The story, like any where a shocking amount of force is used to bring down a single man, buzzed in the minds of an entire city well after the shots ceased ringing out.

This was not an Amadou Diallo moment. Diallo had the misfortune of resembling a serial rapist the police were looking for, had no record and was simply reaching for his wallet when NYPD officers shot at him 41 times. Miller was, indeed, wielding a gun and, by all accounts, high when misfortune met misunderstanding at the corner of Tasker and Taney last summer.

Still, when the number of shots fired is that high, it's hard to see past it. The phrase "85 Shots" hung in the thick summer air.

Last year, our own Tom Namako and Doron Taussig, just days after the killing, set out to write a story of their own called "85 Shots."

"It came from a line in one of the dailies," says Namako. "Essentially, Miller's brother said he'd reached a 'breaking point.' Doron and I went to Tasker and Taney to find out what that breaking point was."

Their story wasn't about bullets.
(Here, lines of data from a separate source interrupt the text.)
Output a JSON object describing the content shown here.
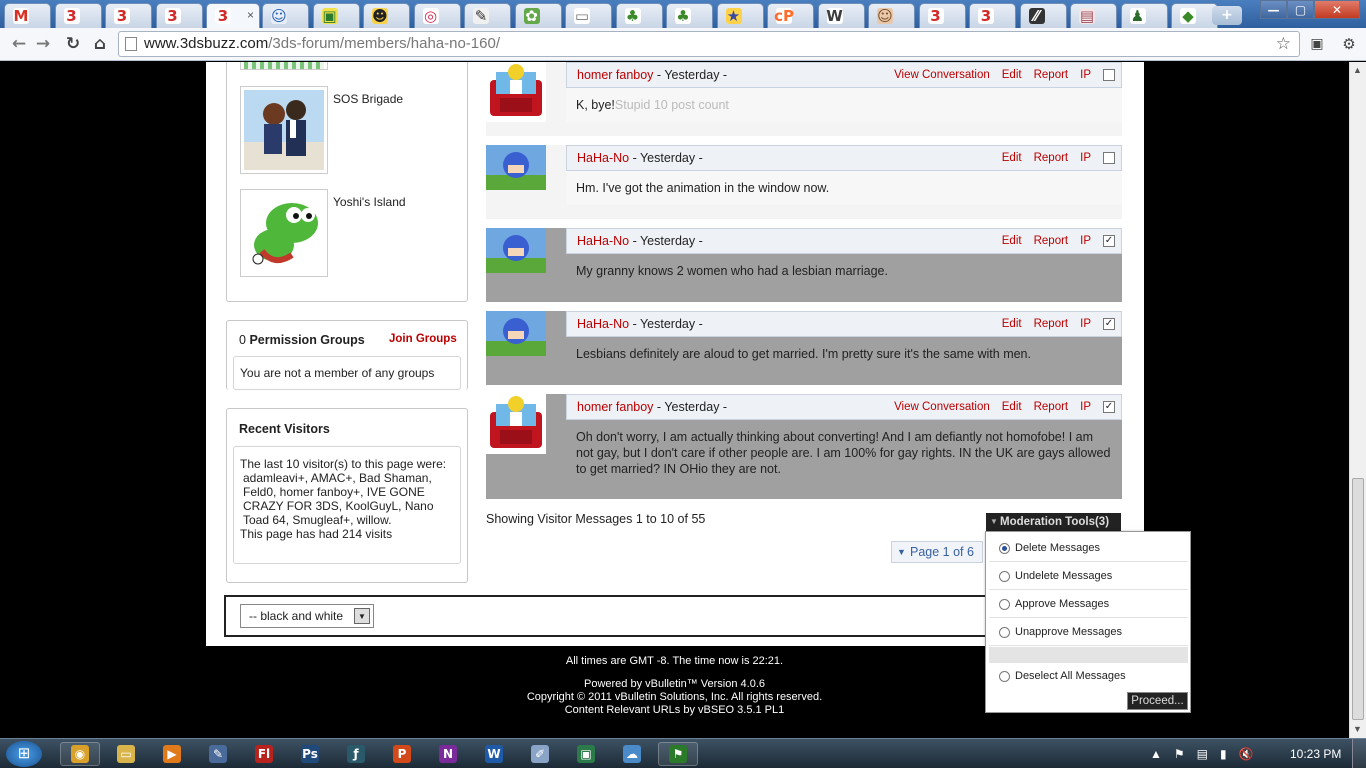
{
  "browser": {
    "tabs": [
      {
        "name": "gmail",
        "glyph": "M",
        "color": "#d93025",
        "bg": "#ffffff"
      },
      {
        "name": "3dsbuzz",
        "glyph": "3",
        "color": "#d12b2b",
        "bg": "#ffffff"
      },
      {
        "name": "3dsbuzz",
        "glyph": "3",
        "color": "#d12b2b",
        "bg": "#ffffff"
      },
      {
        "name": "3dsbuzz",
        "glyph": "3",
        "color": "#d12b2b",
        "bg": "#ffffff"
      },
      {
        "name": "3dsbuzz-active",
        "glyph": "3",
        "color": "#d12b2b",
        "bg": "#ffffff"
      },
      {
        "name": "user",
        "glyph": "☺",
        "color": "#1e5cb3",
        "bg": "#e8eef9"
      },
      {
        "name": "game",
        "glyph": "▣",
        "color": "#2c7a2c",
        "bg": "#f2e04b"
      },
      {
        "name": "chat",
        "glyph": "☻",
        "color": "#222222",
        "bg": "#f7d24a"
      },
      {
        "name": "circle",
        "glyph": "◎",
        "color": "#d62a4c",
        "bg": "#ffffff"
      },
      {
        "name": "sketch",
        "glyph": "✎",
        "color": "#333333",
        "bg": "#f0f0f0"
      },
      {
        "name": "green",
        "glyph": "✿",
        "color": "#ffffff",
        "bg": "#64a84a"
      },
      {
        "name": "page",
        "glyph": "▭",
        "color": "#777777",
        "bg": "#ffffff"
      },
      {
        "name": "clover",
        "glyph": "♣",
        "color": "#3a8a2a",
        "bg": "#ffffff"
      },
      {
        "name": "clover",
        "glyph": "♣",
        "color": "#3a8a2a",
        "bg": "#ffffff"
      },
      {
        "name": "star",
        "glyph": "★",
        "color": "#3a4aa0",
        "bg": "#ffd24a"
      },
      {
        "name": "cpanel",
        "glyph": "cP",
        "color": "#ff6c2c",
        "bg": "#ffffff"
      },
      {
        "name": "wordpress",
        "glyph": "W",
        "color": "#3c3c3c",
        "bg": "#ffffff"
      },
      {
        "name": "face",
        "glyph": "☺",
        "color": "#7a4a2a",
        "bg": "#e8c8a8"
      },
      {
        "name": "3dsbuzz",
        "glyph": "3",
        "color": "#d12b2b",
        "bg": "#ffffff"
      },
      {
        "name": "3dsbuzz",
        "glyph": "3",
        "color": "#d12b2b",
        "bg": "#ffffff"
      },
      {
        "name": "dark",
        "glyph": "⁄⁄",
        "color": "#ffffff",
        "bg": "#333333"
      },
      {
        "name": "paper",
        "glyph": "▤",
        "color": "#a04a5a",
        "bg": "#f2e6e6"
      },
      {
        "name": "people",
        "glyph": "♟",
        "color": "#2a6a2a",
        "bg": "#ffffff"
      },
      {
        "name": "cube",
        "glyph": "◆",
        "color": "#3a8a2a",
        "bg": "#ffffff"
      }
    ],
    "close_glyph": "×",
    "new_tab_glyph": "+",
    "window": {
      "minimize": "—",
      "maximize": "▢",
      "close": "✕"
    },
    "nav": {
      "back": "←",
      "forward": "→",
      "reload": "↻",
      "home": "⌂",
      "star": "☆"
    },
    "url_host": "www.3dsbuzz.com",
    "url_path": "/3ds-forum/members/haha-no-160/"
  },
  "sidebar": {
    "groups": [
      {
        "name": "SOS Brigade"
      },
      {
        "name": "Yoshi's Island"
      }
    ],
    "permission": {
      "count": "0",
      "title": "Permission Groups",
      "join": "Join Groups",
      "text": "You are not a member of any groups"
    },
    "visitors": {
      "title": "Recent Visitors",
      "text": "The last 10 visitor(s) to this page were:",
      "list": "adamleavi+,  AMAC+,  Bad Shaman,  Feld0,  homer fanboy+,  IVE GONE CRAZY FOR 3DS,  KoolGuyL,  Nano Toad 64,  Smugleaf+,  willow.",
      "visits": "This page has had 214 visits"
    }
  },
  "messages": [
    {
      "author": "homer fanboy",
      "when": " - Yesterday -",
      "view": "View Conversation",
      "text": "K, bye!",
      "note": "Stupid 10 post count",
      "checked": false
    },
    {
      "author": "HaHa-No",
      "when": " - Yesterday -",
      "view": "",
      "text": "Hm. I've got the animation in the window now.",
      "note": "",
      "checked": false
    },
    {
      "author": "HaHa-No",
      "when": " - Yesterday -",
      "view": "",
      "text": "My granny knows 2 women who had a lesbian marriage.",
      "note": "",
      "checked": true
    },
    {
      "author": "HaHa-No",
      "when": " - Yesterday -",
      "view": "",
      "text": "Lesbians definitely are aloud to get married. I'm pretty sure it's the same with men.",
      "note": "",
      "checked": true
    },
    {
      "author": "homer fanboy",
      "when": " - Yesterday -",
      "view": "View Conversation",
      "text": "Oh don't worry, I am actually thinking about converting! And I am defiantly not homofobe! I am not gay, but I don't care if other people are. I am 100% for gay rights. IN the UK are gays allowed to get married? IN OHio they are not.",
      "note": "",
      "checked": true
    }
  ],
  "actions": {
    "edit": "Edit",
    "report": "Report",
    "ip": "IP",
    "check": "✓"
  },
  "showing": "Showing Visitor Messages 1 to 10 of 55",
  "pagination": "Page 1 of 6",
  "moderation": {
    "button": "Moderation Tools(3)",
    "options": [
      {
        "label": "Delete Messages",
        "selected": true
      },
      {
        "label": "Undelete Messages",
        "selected": false
      },
      {
        "label": "Approve Messages",
        "selected": false
      },
      {
        "label": "Unapprove Messages",
        "selected": false
      },
      {
        "label": "Deselect All Messages",
        "selected": false
      }
    ],
    "proceed": "Proceed..."
  },
  "style_chooser": "-- black and white",
  "footer": {
    "time": "All times are GMT -8. The time now is 22:21.",
    "powered": "Powered by vBulletin™ Version 4.0.6",
    "copyright": "Copyright © 2011 vBulletin Solutions, Inc. All rights reserved.",
    "seo": "Content Relevant URLs by vBSEO 3.5.1 PL1"
  },
  "taskbar": {
    "start": "⊞",
    "apps": [
      {
        "name": "chrome",
        "glyph": "◉",
        "bg": "#d9a02a",
        "open": true
      },
      {
        "name": "explorer",
        "glyph": "▭",
        "bg": "#d8b44a",
        "open": false
      },
      {
        "name": "media-player",
        "glyph": "▶",
        "bg": "#e07a1a",
        "open": false
      },
      {
        "name": "paint",
        "glyph": "✎",
        "bg": "#4a6a9a",
        "open": false
      },
      {
        "name": "flash",
        "glyph": "Fl",
        "bg": "#b8221e",
        "open": false
      },
      {
        "name": "photoshop",
        "glyph": "Ps",
        "bg": "#1f4a7a",
        "open": false
      },
      {
        "name": "script",
        "glyph": "ƒ",
        "bg": "#2a5a6a",
        "open": false
      },
      {
        "name": "powerpoint",
        "glyph": "P",
        "bg": "#d24a1a",
        "open": false
      },
      {
        "name": "onenote",
        "glyph": "N",
        "bg": "#7a2a9a",
        "open": false
      },
      {
        "name": "word",
        "glyph": "W",
        "bg": "#1f5aa8",
        "open": false
      },
      {
        "name": "notepad",
        "glyph": "✐",
        "bg": "#8aa4c8",
        "open": false
      },
      {
        "name": "remote",
        "glyph": "▣",
        "bg": "#2a7a4a",
        "open": false
      },
      {
        "name": "weather",
        "glyph": "☁",
        "bg": "#4a8ac8",
        "open": false
      },
      {
        "name": "flag",
        "glyph": "⚑",
        "bg": "#2a7a2a",
        "open": true
      }
    ],
    "tray": [
      "▲",
      "⚑",
      "▤",
      "▮",
      "🔇"
    ],
    "clock": "10:23 PM"
  }
}
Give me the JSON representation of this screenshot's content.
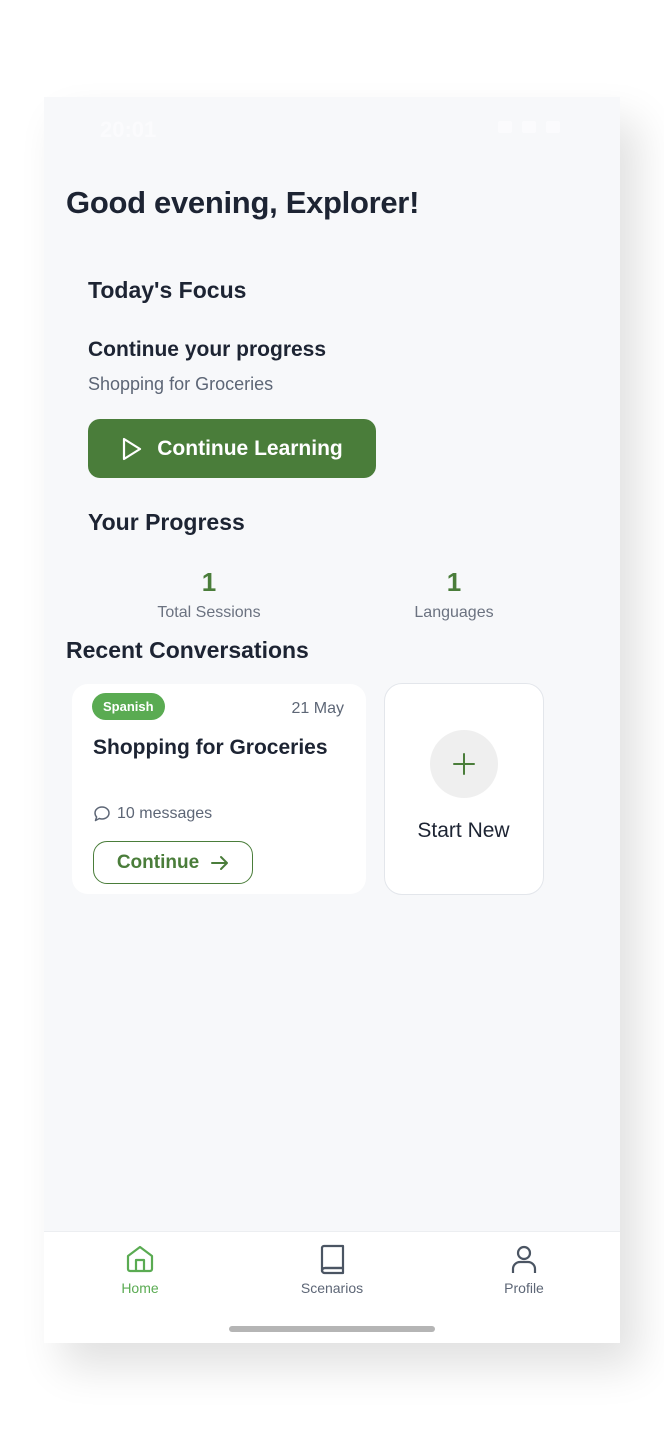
{
  "status_bar": {
    "time": "20:01"
  },
  "greeting": "Good evening, Explorer!",
  "focus": {
    "heading": "Today's Focus",
    "title": "Continue your progress",
    "subtitle": "Shopping for Groceries",
    "button_label": "Continue Learning"
  },
  "progress": {
    "heading": "Your Progress",
    "stats": [
      {
        "value": "1",
        "label": "Total Sessions"
      },
      {
        "value": "1",
        "label": "Languages"
      }
    ]
  },
  "recent": {
    "heading": "Recent Conversations",
    "conversations": [
      {
        "language": "Spanish",
        "date": "21 May",
        "title": "Shopping for Groceries",
        "messages": "10 messages",
        "button_label": "Continue"
      }
    ],
    "start_new_label": "Start New"
  },
  "tab_bar": {
    "items": [
      {
        "label": "Home",
        "icon": "home-icon",
        "active": true
      },
      {
        "label": "Scenarios",
        "icon": "book-icon",
        "active": false
      },
      {
        "label": "Profile",
        "icon": "user-icon",
        "active": false
      }
    ]
  },
  "colors": {
    "primary": "#4a7d3a",
    "badge": "#5aab52",
    "text": "#1d2433",
    "muted": "#5d6676",
    "background": "#f7f8fa"
  }
}
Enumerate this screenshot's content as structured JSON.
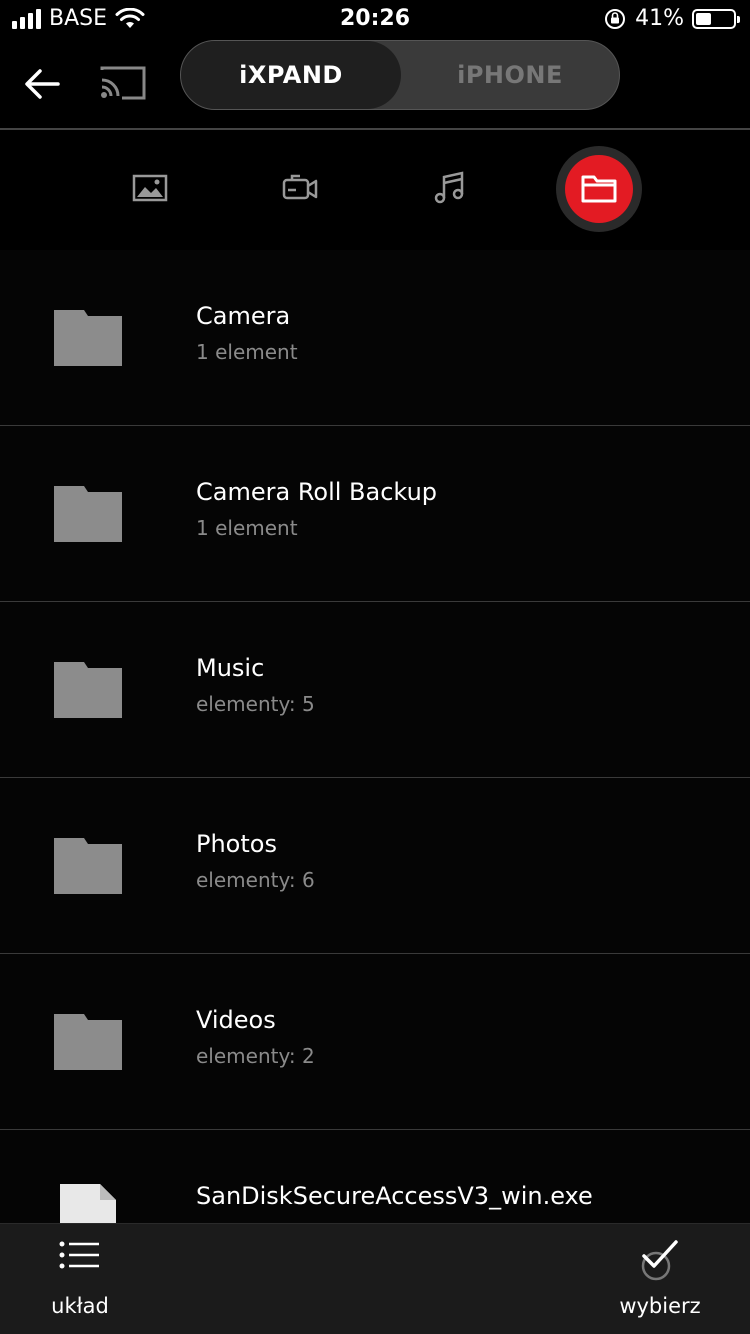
{
  "status_bar": {
    "carrier": "BASE",
    "time": "20:26",
    "battery_percent": "41%",
    "battery_level": 0.41
  },
  "nav": {
    "back_icon": "arrow-left-icon",
    "cast_icon": "cast-icon",
    "segments": [
      {
        "label": "iXPAND",
        "active": true
      },
      {
        "label": "iPHONE",
        "active": false
      }
    ]
  },
  "categories": [
    {
      "name": "photos",
      "icon": "image-icon",
      "active": false
    },
    {
      "name": "videos",
      "icon": "video-camera-icon",
      "active": false
    },
    {
      "name": "music",
      "icon": "music-note-icon",
      "active": false
    },
    {
      "name": "folders",
      "icon": "folder-icon",
      "active": true
    }
  ],
  "accent_color": "#e31b23",
  "files": [
    {
      "name": "Camera",
      "meta": "1 element",
      "type": "folder"
    },
    {
      "name": "Camera Roll Backup",
      "meta": "1 element",
      "type": "folder"
    },
    {
      "name": "Music",
      "meta": "elementy: 5",
      "type": "folder"
    },
    {
      "name": "Photos",
      "meta": "elementy: 6",
      "type": "folder"
    },
    {
      "name": "Videos",
      "meta": "elementy: 2",
      "type": "folder"
    },
    {
      "name": "SanDiskSecureAccessV3_win.exe",
      "meta": "",
      "type": "file"
    }
  ],
  "bottom_bar": {
    "layout_label": "układ",
    "select_label": "wybierz"
  }
}
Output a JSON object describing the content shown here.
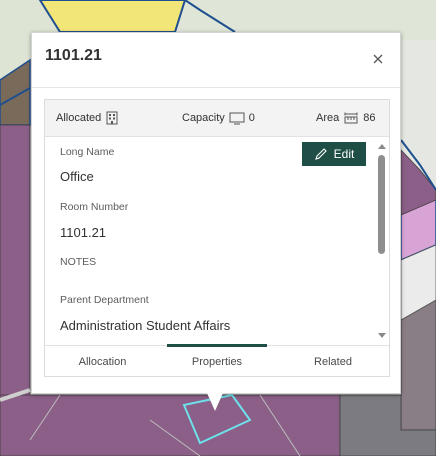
{
  "popup": {
    "title": "1101.21",
    "close_icon": "close-icon"
  },
  "stats": {
    "allocated_label": "Allocated",
    "allocated_icon": "building-icon",
    "capacity_label": "Capacity",
    "capacity_icon": "monitor-icon",
    "capacity_value": "0",
    "area_label": "Area",
    "area_icon": "area-measure-icon",
    "area_value": "86"
  },
  "edit_button": {
    "label": "Edit",
    "icon": "pencil-icon"
  },
  "fields": [
    {
      "label": "Long Name",
      "value": "Office"
    },
    {
      "label": "Room Number",
      "value": "1101.21"
    },
    {
      "label": "NOTES",
      "value": ""
    },
    {
      "label": "Parent Department",
      "value": "Administration Student Affairs"
    }
  ],
  "tabs": [
    {
      "label": "Allocation",
      "active": false
    },
    {
      "label": "Properties",
      "active": true
    },
    {
      "label": "Related",
      "active": false
    }
  ],
  "colors": {
    "accent": "#1f4e46",
    "room_purple": "#8b5f87",
    "room_yellow": "#f2e678",
    "room_brown": "#7a6a59",
    "room_gray": "#8a7e86",
    "room_pink": "#d8a4d6",
    "room_outline": "#1f4f8f",
    "selection": "#6ee0ec"
  }
}
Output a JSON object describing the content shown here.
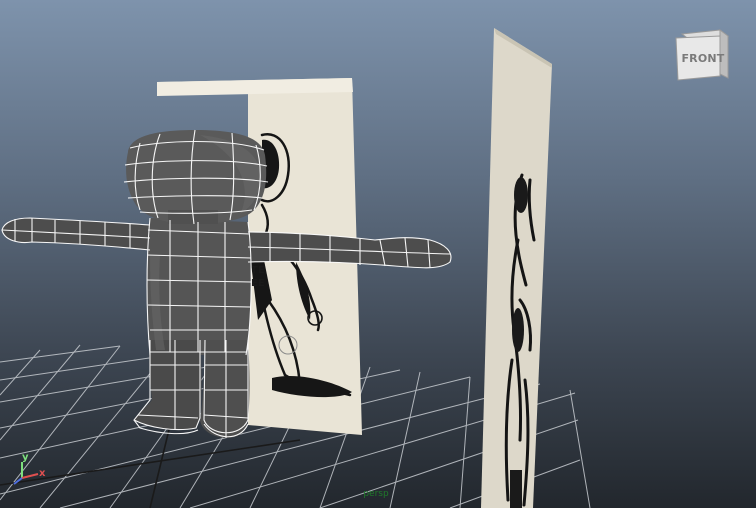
{
  "viewcube": {
    "face_label": "FRONT"
  },
  "camera": {
    "name": "persp"
  },
  "axes": {
    "y": "y",
    "x": "x"
  },
  "colors": {
    "grid": "#c8ccd0",
    "wireframe": "#ffffff",
    "mesh": "#545454",
    "paper": "#ebe6d8",
    "axis_x": "#e05050",
    "axis_y": "#7ee07e",
    "axis_z": "#4f6fe0"
  }
}
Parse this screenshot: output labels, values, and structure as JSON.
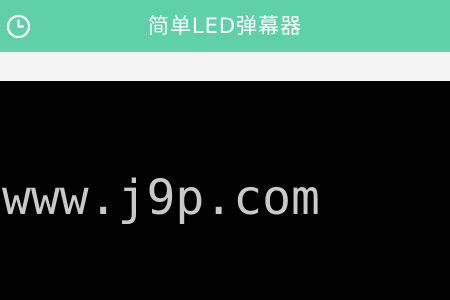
{
  "header": {
    "title": "简单LED弹幕器",
    "history_icon": "clock-history-icon",
    "background_color": "#5fd0a8",
    "text_color": "#ffffff"
  },
  "led": {
    "text": "www.j9p.com",
    "background_color": "#000000",
    "text_color": "#c9c9c9"
  }
}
It was about a man. A man who woke up on Sunday morning, July 8, 2007, and wanted pancakes. Who spent much of the day communing with family and friends. And who, just a half-hour before his untimely death, had called out a friendly hello to his man Tyree before disappearing into his house.

Their story, through the accounts of the friends and family members with whom Miller had spent his last day, painted a moving portrait of a man full of life, struggling with his ambitions and who cared about people who cared about him back. It also depicted a man who made decisions — some that were good, like maintaining a close friendship with Daniel "Scotch" Williams, and some that were bad, like whatever he did in the half-hour between when he entered his house for the last time and when he emerged, vacant-eyed, muttering to himself and brandishing a gun.

If you type "Tasker and Taney" into Google Maps and click on "street view," you can still see the stuffed animal memorial to Miller (it's no longer there in the real world) with a sign you can't quite make out. You can see the wall the bullets hit. You can see crime scene tape crumpled on the ground, streaming off in all directions.

It is a cold, eerie memento. It is unclear when, exactly, the Google photos were taken.

What Taussig and Namako found in revisiting the case, the scene and those closest to Miller, is that it's hard to go back.

"The first time around, it was so raw in people's minds almost everyone was open," says Namako. "This time around ... people were coping in their own way. His friends on the street left a balloon outside his house, Scotch poured some liquor out, and we had to ask them to not just do those symbolic things, but actually talk about it all over again. It was hard for the friends and family."

Another sad truth is that even in the wake of the most high-profile killings, rough neighborhoods like Wilson Park tend to stay rough.

And another is that no one may ever know what happened in the last half-hour of Miller's life, what made his day and ultimately his life turn on a pivot. Was it beef? Was it a laced blunt? Was it just everything: life, the heat, the street?